Jean Asselborn: Ja. Also wichtig ist nicht die NATO, glaube ich, in dieser Sache, die NATO ist nur zweitrangig. Sehr, sehr wichtig ist die Europäische Union. Hier wird sich zeigen was wir den Menschen draussen, wenn wir reden über einen Vertrag, über gemeinsame Aussenpolitik in der Europäischen Union, was wir wirklich darunter verstehen, ob das Sonntagsreden sind, theoretische Reden sind, oder ob das konkret ist. Das ist schwierig.

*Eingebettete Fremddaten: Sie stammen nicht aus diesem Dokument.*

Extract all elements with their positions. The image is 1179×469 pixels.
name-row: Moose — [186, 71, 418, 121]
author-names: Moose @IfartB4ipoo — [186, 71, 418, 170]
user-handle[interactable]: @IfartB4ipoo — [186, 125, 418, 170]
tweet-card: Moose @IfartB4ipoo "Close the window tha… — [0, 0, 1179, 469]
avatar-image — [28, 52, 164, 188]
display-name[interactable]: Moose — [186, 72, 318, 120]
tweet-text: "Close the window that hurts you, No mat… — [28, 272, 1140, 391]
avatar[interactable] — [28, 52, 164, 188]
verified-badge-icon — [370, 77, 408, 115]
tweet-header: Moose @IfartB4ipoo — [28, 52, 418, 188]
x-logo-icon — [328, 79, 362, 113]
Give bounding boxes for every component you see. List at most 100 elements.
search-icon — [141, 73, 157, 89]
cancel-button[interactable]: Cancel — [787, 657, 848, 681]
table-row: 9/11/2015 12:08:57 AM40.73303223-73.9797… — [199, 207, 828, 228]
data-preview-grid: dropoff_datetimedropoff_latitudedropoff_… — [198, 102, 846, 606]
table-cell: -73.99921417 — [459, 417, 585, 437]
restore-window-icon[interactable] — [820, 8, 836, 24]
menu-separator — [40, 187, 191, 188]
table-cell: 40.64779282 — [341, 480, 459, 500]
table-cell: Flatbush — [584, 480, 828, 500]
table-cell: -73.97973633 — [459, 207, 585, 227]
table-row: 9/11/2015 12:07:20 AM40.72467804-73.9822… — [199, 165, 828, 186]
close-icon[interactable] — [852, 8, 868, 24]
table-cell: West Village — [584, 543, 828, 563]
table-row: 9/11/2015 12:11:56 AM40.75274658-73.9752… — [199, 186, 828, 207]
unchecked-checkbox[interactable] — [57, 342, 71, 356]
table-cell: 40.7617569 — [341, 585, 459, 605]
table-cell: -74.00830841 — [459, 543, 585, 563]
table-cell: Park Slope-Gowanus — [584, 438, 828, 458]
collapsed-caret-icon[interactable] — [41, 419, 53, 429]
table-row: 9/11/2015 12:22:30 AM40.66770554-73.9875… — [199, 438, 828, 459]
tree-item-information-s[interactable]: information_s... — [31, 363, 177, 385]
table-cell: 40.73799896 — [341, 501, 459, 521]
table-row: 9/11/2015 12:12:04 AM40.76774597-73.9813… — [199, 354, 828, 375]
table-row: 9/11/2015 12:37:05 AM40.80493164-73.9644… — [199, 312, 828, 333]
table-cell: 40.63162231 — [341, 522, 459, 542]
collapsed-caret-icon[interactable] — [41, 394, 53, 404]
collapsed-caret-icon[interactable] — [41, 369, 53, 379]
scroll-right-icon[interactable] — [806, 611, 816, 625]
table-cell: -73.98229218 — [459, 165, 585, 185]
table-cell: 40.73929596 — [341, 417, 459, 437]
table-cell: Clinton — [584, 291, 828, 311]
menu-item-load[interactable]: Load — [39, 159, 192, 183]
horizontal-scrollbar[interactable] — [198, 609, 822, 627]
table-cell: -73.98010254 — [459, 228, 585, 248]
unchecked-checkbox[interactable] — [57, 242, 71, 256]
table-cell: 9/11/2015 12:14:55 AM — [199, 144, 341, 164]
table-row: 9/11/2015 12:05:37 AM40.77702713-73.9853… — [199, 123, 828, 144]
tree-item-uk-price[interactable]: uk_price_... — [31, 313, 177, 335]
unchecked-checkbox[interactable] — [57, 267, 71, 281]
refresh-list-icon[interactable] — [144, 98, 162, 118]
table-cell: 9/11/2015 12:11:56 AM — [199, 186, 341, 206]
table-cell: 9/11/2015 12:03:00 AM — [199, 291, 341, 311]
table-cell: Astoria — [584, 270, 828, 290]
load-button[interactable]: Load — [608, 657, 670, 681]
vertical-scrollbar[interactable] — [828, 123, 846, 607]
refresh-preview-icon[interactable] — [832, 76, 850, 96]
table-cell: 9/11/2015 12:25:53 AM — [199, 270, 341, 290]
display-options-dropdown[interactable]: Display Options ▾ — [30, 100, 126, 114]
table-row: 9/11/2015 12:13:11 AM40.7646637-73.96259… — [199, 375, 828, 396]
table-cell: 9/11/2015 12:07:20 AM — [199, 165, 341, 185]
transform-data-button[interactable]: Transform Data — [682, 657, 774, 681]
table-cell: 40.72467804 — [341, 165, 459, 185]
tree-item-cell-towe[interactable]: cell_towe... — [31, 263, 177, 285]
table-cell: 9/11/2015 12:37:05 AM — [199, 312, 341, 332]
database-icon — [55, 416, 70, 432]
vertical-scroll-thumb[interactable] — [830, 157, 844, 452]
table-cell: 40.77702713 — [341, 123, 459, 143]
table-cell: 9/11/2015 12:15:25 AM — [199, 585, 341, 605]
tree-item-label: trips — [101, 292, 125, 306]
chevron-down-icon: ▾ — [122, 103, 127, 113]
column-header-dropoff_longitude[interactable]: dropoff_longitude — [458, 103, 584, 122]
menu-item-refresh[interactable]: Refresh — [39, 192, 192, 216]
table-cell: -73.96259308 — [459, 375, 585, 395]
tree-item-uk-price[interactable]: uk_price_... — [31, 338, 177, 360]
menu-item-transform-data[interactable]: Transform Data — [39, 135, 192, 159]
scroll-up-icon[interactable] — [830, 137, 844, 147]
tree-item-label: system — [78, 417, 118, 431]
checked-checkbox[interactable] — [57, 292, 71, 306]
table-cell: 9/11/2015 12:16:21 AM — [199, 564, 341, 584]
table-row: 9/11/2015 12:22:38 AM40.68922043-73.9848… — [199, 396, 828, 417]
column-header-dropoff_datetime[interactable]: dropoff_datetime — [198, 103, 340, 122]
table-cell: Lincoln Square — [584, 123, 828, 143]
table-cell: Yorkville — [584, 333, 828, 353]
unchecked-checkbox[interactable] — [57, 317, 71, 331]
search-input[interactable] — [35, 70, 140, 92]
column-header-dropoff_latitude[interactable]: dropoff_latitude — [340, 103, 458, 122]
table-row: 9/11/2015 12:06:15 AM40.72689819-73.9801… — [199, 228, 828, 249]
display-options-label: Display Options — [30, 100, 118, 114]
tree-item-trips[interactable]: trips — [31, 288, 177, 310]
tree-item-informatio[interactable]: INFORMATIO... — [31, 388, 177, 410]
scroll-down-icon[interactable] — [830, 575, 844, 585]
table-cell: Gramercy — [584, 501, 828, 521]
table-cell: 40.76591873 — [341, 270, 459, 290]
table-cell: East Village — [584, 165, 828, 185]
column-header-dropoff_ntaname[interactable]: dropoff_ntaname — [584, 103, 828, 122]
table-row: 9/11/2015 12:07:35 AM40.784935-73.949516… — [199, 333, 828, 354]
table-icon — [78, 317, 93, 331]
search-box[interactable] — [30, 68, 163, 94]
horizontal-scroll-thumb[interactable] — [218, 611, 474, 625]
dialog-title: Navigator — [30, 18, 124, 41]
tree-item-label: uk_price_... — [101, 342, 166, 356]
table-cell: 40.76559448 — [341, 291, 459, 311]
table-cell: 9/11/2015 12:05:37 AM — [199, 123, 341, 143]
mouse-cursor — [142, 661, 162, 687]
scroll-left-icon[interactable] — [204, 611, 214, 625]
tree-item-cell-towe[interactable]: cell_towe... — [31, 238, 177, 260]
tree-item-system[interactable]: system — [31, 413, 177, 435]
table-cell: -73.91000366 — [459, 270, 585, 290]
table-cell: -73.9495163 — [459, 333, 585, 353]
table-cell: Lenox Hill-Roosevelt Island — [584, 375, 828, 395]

Es gibt ja viele Länder die geographisch gesehen - aber auch ein Land wie Zypern zum Beispiel, auf seinem eigenen Territorium - selbstverständlich es sich sehr, sehr schwer tun wird ohne einen Entscheid im Weltsicherheitsrat mitmachen zu können. Aber da müssen wir durch, wir müssen eine gemeinsame Position haben, die wir ja unter deutscher Präsidentschaft ausgearbeitet haben, auch nach dem 10. Dezember, und auch nach dem 20. Januar.

Rolf-Dieter Krause: Krieg ist für das breite Publikum immer viel spektakulärer als die Kriegsvermeidung. Kriegsvermeidung, das merkt eigentlich gar keiner so richtig. Mir fällt auf, dass in Sachen Kosovo die agierenden Politiker, ihre Kollegen, eigentlich die Sprache sehr mildern. Wie gross ist eigentlich die Gefahr, dass dort noch einmal ein bewaffneter Konflikt ausbricht?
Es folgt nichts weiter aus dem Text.